Tuberculosis is caused by the members of a family of mycobacteria: Mycobacterium tuberculosis, Mycobacterium bovis and Mycobacterium africanum. The virulence or pathogenicity of these agents depends on their ability to multiply in their host.

At the Institut Pasteur, the Mycobacterial Genetics Unit, headed by Brigitte GICQUEL, is trying to identify the virulence factors of the bacteria responsible for tuberculosis. If we can inactivate these genes, we should be able to develop new live attenuated vaccines. BCG vaccination reduces the number of new cases and prevents serious forms of the illness in young children, but the immunity conferred by this vaccine gradually decreases over ten years or so. The development of new vaccines is therefore of particular importance.

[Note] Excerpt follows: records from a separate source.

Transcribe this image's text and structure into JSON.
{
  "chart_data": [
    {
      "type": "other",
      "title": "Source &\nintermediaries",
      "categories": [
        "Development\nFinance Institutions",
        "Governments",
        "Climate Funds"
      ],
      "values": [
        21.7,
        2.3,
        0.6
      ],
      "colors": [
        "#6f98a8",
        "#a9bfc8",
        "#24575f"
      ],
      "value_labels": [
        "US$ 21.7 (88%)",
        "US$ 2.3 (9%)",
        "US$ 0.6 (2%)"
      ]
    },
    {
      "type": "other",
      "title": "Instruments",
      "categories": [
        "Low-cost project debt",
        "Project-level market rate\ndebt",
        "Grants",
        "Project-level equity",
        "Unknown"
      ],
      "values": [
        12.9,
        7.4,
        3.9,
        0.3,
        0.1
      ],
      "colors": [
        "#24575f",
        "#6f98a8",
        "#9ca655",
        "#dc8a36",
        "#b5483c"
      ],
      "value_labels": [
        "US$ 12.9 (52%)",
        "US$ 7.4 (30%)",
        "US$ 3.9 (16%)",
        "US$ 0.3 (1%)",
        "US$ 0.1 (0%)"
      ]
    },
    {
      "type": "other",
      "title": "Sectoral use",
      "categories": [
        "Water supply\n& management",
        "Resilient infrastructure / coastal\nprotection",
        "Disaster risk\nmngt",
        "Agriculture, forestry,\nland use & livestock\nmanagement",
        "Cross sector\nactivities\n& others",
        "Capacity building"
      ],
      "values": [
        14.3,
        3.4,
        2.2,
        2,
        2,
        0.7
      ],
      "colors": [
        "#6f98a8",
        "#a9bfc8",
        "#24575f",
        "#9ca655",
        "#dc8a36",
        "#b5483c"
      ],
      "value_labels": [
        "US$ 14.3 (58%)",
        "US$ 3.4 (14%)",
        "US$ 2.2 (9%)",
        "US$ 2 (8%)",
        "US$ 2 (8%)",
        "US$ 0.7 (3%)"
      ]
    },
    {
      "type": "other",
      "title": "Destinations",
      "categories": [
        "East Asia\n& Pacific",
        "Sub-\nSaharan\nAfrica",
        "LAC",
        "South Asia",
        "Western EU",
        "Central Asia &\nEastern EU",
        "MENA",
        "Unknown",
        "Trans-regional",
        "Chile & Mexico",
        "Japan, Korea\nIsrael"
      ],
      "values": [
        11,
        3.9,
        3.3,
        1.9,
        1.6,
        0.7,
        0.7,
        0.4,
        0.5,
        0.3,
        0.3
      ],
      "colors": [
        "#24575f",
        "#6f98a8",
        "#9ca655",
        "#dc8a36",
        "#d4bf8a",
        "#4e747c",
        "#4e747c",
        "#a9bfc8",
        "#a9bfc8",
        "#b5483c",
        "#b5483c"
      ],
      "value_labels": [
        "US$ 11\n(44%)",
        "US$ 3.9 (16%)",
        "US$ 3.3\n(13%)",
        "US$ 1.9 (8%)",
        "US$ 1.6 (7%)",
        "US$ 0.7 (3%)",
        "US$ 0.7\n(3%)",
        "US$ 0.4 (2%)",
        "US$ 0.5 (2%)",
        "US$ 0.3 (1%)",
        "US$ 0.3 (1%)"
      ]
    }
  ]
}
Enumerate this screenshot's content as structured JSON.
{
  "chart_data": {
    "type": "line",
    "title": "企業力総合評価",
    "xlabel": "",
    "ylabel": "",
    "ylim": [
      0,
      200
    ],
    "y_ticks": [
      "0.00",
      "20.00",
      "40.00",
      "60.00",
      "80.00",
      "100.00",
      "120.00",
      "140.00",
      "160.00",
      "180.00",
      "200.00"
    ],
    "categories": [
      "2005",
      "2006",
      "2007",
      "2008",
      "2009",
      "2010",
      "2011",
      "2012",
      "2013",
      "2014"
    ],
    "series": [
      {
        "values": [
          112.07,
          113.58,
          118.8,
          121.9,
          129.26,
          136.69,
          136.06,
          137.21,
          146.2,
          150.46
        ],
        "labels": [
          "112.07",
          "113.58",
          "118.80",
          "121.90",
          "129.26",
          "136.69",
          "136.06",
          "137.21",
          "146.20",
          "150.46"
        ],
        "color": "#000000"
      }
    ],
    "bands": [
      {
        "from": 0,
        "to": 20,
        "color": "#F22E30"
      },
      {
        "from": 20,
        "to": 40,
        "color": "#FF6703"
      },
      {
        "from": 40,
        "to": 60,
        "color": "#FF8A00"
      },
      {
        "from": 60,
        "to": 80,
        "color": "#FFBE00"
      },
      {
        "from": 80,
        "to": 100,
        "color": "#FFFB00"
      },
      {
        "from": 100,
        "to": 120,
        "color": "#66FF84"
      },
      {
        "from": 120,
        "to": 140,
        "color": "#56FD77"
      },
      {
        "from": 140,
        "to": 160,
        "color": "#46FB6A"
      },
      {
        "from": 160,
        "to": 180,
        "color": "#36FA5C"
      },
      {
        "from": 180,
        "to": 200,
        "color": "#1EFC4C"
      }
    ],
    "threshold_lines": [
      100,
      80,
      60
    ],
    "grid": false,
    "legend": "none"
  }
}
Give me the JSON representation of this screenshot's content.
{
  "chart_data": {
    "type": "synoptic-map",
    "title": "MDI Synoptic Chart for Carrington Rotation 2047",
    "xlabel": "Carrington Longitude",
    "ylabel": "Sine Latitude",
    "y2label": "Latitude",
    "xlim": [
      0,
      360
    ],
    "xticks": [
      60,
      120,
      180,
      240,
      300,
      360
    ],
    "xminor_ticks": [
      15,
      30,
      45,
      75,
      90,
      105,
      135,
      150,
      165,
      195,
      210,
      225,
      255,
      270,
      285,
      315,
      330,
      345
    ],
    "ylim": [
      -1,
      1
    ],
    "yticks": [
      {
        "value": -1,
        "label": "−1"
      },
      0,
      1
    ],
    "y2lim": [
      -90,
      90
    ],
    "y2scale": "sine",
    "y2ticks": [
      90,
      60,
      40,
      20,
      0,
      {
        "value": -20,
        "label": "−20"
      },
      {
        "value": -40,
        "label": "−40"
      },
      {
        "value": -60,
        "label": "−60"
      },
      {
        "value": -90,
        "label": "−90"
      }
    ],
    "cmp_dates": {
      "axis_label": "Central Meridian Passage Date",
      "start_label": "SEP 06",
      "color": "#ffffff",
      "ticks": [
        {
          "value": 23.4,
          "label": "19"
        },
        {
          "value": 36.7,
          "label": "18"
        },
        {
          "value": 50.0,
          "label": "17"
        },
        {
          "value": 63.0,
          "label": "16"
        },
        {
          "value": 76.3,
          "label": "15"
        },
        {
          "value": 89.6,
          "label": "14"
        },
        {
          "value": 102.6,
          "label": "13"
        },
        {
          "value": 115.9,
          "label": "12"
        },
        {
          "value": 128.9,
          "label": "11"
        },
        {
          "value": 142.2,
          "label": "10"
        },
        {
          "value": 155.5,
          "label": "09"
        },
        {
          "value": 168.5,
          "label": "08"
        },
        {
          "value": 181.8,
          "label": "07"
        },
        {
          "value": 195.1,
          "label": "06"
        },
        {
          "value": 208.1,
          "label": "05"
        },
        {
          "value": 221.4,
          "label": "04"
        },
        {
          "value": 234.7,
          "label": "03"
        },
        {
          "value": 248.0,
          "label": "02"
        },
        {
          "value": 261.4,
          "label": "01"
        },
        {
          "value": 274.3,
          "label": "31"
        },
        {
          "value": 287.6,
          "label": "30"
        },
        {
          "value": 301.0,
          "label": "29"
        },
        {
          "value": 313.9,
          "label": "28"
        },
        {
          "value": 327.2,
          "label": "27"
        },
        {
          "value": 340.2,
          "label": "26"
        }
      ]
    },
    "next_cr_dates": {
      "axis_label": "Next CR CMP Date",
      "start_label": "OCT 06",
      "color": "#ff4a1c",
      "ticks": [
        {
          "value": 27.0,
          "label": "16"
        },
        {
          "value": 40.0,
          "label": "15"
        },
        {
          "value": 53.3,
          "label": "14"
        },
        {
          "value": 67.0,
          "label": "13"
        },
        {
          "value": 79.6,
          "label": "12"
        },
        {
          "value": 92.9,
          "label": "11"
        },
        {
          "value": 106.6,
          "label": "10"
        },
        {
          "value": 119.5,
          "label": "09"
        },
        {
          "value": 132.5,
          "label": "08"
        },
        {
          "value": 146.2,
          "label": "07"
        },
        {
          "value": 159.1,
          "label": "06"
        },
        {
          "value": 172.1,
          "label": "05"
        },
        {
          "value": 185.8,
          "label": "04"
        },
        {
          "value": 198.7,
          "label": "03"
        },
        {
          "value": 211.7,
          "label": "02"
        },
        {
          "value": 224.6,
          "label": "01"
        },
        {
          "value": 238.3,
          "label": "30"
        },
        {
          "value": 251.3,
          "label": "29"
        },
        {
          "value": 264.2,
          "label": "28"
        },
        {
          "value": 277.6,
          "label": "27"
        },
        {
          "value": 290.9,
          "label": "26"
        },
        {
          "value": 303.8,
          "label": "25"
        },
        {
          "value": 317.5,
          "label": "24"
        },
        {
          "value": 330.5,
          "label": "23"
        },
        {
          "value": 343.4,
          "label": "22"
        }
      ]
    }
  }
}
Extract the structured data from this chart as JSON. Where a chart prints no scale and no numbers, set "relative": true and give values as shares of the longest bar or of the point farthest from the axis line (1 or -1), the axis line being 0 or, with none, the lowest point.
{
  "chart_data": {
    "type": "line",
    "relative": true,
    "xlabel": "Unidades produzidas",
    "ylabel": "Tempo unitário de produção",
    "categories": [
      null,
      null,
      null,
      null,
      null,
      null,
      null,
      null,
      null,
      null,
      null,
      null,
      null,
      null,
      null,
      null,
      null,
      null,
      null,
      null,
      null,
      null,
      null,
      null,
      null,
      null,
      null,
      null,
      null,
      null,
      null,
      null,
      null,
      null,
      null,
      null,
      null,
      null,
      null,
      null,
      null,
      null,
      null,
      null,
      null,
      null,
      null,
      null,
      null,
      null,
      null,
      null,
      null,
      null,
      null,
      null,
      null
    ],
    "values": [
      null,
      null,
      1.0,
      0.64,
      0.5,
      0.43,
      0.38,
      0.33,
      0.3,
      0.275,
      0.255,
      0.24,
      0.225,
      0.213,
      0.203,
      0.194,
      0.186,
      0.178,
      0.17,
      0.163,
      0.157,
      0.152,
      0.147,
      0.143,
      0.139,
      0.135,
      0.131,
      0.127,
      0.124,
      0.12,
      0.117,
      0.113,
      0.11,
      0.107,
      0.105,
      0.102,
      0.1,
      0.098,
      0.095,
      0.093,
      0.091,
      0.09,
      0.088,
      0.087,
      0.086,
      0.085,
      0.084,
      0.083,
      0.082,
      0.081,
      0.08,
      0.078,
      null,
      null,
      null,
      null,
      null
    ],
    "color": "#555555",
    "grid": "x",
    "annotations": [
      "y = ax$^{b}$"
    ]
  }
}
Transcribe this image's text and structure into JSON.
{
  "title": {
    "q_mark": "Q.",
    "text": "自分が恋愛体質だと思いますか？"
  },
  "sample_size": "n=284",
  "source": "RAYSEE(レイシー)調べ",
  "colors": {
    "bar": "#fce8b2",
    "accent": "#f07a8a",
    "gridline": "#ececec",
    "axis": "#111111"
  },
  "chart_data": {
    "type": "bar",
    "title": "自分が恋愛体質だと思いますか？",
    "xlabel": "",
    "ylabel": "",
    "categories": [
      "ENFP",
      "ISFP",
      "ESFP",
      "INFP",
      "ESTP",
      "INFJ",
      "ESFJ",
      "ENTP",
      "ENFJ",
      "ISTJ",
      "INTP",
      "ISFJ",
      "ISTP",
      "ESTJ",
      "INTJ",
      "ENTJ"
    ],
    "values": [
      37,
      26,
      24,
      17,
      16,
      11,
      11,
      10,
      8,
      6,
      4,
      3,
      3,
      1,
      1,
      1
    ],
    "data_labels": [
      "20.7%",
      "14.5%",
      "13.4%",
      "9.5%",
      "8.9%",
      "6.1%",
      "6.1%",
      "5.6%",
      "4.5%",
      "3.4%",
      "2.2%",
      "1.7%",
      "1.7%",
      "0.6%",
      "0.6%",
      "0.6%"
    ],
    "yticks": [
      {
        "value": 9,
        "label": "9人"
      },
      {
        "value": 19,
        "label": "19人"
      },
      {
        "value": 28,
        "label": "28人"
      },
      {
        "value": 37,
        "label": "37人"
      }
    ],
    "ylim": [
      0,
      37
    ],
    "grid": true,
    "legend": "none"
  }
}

The first tuberculosis virulence gene has just been identified in M. tuberculosis. The gene is called erp and it encodes a surface protein that is required for the multiplication of the bacterium in host cells. Brigitte Gicquel's team used mutagenesis techniques to develop "mutant" strains of M. tuberculosis and of the vaccine strain, M. bovis BCG, in which erp is inactivated. They showed that the inactivation of erp prevents the production of the surface protein encoded by the gene and considerably reduces the multiplication of M. tuberculosis and M. bovis in cultured macrophages and mice. The reintroduction of erp into the mutant strains restored their capacity to multiply.

Thus, this work suggests that the erp gene could be used to attenuate the virulence of M. tuberculosis, enabling new live attenuated vaccines against tuberculosis to be developed.